21. Les requérantes ont fait remarquer que c'est à partir des investissements des autres concurrents de l'interurbain qu'a été calculée la compensation à verser conformément aux principes établis dans la décision 2002-56. Les requérantes ont fait remarquer que les revendeurs de services à transit simple comme West Coast et A&A avaient fait également des investissements importants et elles ont soutenu que l'élargissement des ZAL rendrait le transit simple non viable. Les requérantes ont fait valoir que lorsque l'élargissement de la zone d'appel sans frais d'interurbain a été introduit dans le Grand Vancouver en 1999, les revenus d'A&A et sa clientèle ont diminué de 80 %.

22. Les requérantes ont fait valoir que le fait de ne pas dédommager les revendeurs de services à transit simple, tout en dédommageant les autres concurrents de l'interurbain, est incompatible avec le principe d'équité exposé dans la décision 2002-56 et selon lequel il faut dédommager tous les concurrents de l'interurbain, ainsi qu'avec le principe et l'objectif de l'équité concurrentielle.

23. Les requérantes ont fait valoir que, dans la décision 2003-27, le Conseil s'est fondé sur la décision 89-2 lorsqu'il a déclaré que les revendeurs de services locaux n'étaient pas des concurrents de l'interurbain et qu'ils ne pouvaient donc pas recevoir de compensation pour la perte de revenus d'interurbain. Les requérantes ont fait valoir que le contexte réglementaire a changé depuis la publication de la décision 89-2.

24. De plus, les requérantes ont soutenu que le Conseil a commis une erreur de fait quand il a déclaré les requérantes non admissibles à une compensation, parce que les requérantes ne revendaient pas des services Centrex, et que sur le plan technique, leur configuration était différente de celle des revendeurs de services Centrex. Les requérantes ont conclu qu'il existait donc un doute réel quant à la rectitude de la décision 2003-27.
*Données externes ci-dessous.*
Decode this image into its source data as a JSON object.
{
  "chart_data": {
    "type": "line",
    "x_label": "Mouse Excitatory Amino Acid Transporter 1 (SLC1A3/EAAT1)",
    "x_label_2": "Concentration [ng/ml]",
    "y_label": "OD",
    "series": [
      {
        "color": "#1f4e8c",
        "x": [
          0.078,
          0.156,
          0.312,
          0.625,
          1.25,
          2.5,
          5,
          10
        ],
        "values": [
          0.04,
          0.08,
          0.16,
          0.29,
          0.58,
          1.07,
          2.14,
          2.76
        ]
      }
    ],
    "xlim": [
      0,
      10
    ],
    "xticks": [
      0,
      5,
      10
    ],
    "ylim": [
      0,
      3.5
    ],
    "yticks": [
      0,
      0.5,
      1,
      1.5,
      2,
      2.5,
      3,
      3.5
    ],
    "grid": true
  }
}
Revendeurs de services à transit simple

25. Distributel, H.M.Net, Info-Touch et SelectCom ont appuyé les arguments des requérantes. Distributel a affirmé que l'admissibilité à une compensation n'a pas été abordée dans les instances qui ont mené aux décisions 2002-56 et 2003-27. Distributel a déclaré qu'au cours de l'instance qui a abouti à la décision 2002-56, certaines parties ont exprimé l'opinion qu'il faudrait dédommager tous les concurrents pour la perte de revenus d'interurbain découlant de l'élargissement de ZAL. Selon Distributel, dans la décision 2002-56, le Conseil a appuyé cette opinion lorsqu'il a déclaré que tous les concurrents de l'interurbain devraient être traités de la même façon. Distributel a notamment fait valoir que si la question de l'admissibilité à une compensation avait été à l'ordre du jour, la compagnie aurait participé aux instances.

26. Distributel a soutenu que l'exclusion des revendeurs de services à transit simple était injuste puisque ces revendeurs commercialisent leurs services en tant que services interurbains et que leurs clients ont continué d'obtenir le service local auprès d'une entreprise de services locaux.

27. SelectCom a fait valoir qu'il est préjudiciable de créer différentes catégories de fournisseurs de services interurbains dont certains seulement ont droit à une compensation.

28. H.M.Net et SelectCom ont fait valoir que la décision 2003-27 semble impliquer que les revendeurs de services locaux ne recevraient pas de compensation pour les revenus d'interurbain perdus. Elles ont déclaré que leurs services ne se limitaient pas à la revente de services à transit simple et que le fait qu'elles revendent des services à transit simple ne devrait pas les empêcher de recevoir une compensation pour la perte de revenus d'interurbain découlant de l'élargissement des ZAL.

Groupes d'intérêt public

29. Les Consommateurs ont soutenu que la demande de révision et de modification devrait être approuvée et que le Conseil devrait amorcer une autre instance afin de dédommager toutes les parties pour les pertes réellement subies par suite de la création ou de l'élargissement de ZAL.

30. Les Consommateurs ont également fait valoir que lorsqu'une ZAL est créée ou élargie, il faudrait tenir compte de tous les revenus perdus et des coûts supplémentaires pour évaluer correctement l'impact de la création ou de l'élargissement de la ZAL sur les tarifs que paient les abonnés.

31. Les Consommateurs ont soutenu que dans la décision 89-2 et la décision Bell Canada c. Distributel Communications Limited et autres et London Telecom c. Bell Canada - Revente de services locaux, Décision Télécom CRTC 91-6, 10 mai 1991 (la décision 91-6), les revendeurs de services Centrex à transit simple étaient considérés comme des fournisseurs de services locaux pour des raisons techniques. Les Consommateurs ont soutenu que l'étude du marché que desservent les revendeurs de services Centrex et d'autres services locaux a révélé que leurs services remplaçaient les services interurbains, notamment les services interurbains offerts par les ESLT et les entreprises de services locaux concurrentes.

Autres intervenants

32. Ottawa, Sudbury et TELUS se sont opposées aux demandes de révision et de modification des décisions 2002-56 et 2003-27. Sudbury a soutenu que ces demandes à l'égard des décisions contestées ne sont aucunement fondées puisqu'il n'y a ni erreur de droit, ni changement dans les circonstances, ni fait nouveau.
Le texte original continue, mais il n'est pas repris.